Couric: Some people have credited the morning-after pill as for decreasing the number of abortions. How do you feel about the morning after pill?
Palin: Well …I’m all for contraception. And I’m all for any preventative measures that are legal and safe and should be taken. But, Katie, again and we can go round and round about the abortion issue, but I am one to seek a culture of life. I am one to believe that life starts at the moment of conception. And I would like to see …
Couric: And so you don’t believe in the morning-after pill.
Palin: I would like to see fewer and fewer abortions in this world. And, again, I haven’t spoken with anyone who disagrees with my position on that.

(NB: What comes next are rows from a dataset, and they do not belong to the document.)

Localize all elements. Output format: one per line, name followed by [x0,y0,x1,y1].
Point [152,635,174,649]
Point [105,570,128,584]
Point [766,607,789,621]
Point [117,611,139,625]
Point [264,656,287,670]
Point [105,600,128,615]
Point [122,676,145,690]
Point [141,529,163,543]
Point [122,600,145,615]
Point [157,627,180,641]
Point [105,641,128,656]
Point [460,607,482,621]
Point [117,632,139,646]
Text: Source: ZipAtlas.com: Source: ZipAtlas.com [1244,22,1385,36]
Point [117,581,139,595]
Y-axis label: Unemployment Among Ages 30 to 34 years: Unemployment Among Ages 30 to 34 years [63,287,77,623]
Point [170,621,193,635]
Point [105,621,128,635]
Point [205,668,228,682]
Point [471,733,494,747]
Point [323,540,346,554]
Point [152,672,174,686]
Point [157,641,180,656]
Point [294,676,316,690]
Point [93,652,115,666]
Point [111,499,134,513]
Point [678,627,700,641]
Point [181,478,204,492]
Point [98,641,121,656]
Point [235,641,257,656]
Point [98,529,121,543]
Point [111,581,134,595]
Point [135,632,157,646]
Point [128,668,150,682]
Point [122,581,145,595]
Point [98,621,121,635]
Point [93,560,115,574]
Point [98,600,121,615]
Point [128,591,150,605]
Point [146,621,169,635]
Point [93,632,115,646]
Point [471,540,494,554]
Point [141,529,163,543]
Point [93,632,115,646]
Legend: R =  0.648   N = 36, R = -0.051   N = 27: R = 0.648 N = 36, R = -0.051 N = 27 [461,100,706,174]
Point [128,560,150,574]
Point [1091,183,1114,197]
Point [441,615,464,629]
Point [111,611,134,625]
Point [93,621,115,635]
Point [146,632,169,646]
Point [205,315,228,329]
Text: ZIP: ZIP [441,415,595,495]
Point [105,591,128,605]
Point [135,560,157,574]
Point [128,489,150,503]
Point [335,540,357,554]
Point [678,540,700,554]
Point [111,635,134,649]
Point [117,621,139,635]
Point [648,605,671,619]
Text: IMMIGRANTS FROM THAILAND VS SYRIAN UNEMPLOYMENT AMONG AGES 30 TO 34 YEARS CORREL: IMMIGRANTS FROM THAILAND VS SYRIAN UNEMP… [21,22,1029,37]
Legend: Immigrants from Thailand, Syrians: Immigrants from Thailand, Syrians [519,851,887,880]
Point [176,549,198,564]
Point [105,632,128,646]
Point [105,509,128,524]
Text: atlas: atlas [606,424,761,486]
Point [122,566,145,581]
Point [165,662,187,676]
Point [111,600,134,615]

Couric: I’m sorry. I just want to ask you again. Do you not support or do you condone or condemn the morning after pill?
Palin: Personally, and this is isn’t McCain-Palin policy …
Couric: That’s OK. I’m just asking you.
Palin: But, personally, I would not choose to participate in that kind of contraception. It …
Couric: Do you think it should be illegal?
Palin: I don’t think that it should necessarily be illegal. But we can go, again, round and round. And what the foundation I believe of this debate, of this discussion, even of your questions, is do you believe in the sanctity of life? Are you are you gonna side on the pro-life position or not when decisions are in front of you and you have to make them? Now, as a vice president, what positions would a vice-president have to take on the abortion issue? They’re not legislating. A vice president does not make law.
Couric: But if you have a moral problem with abortion, it seems to me you would do everything in your power to make it illegal and overturn Roe v. Wade and …
Palin: Of course, it’s the legislature, the law-making branch of our third, of our three branches of government …
Couric: But they …
Palin: …makes the laws.
Couric: …your vision or the administration’s vision.
Palin: Well, let’s be practical about it and let’s be realistic about a vice-president’s role in this debate. I can personally share my views, which I don’t apologize when I share my views of being pro-life. And, you know, I’ll do that all day long if you want me to. But a vice-president does not make law. And a vice-president does not interpret the law either.
Couric: So you’re saying this won’t be a top issue for you if you’re elected?
Palin: I will do all that I can personally to encourage that culture of life, to remind women that I believe with more empowerment, they – more and more women will realize that they are strong enough … and they are able to carry a child and still continue a career, still continue education opportunities, all with the goal being fewer and fewer abortions in this world.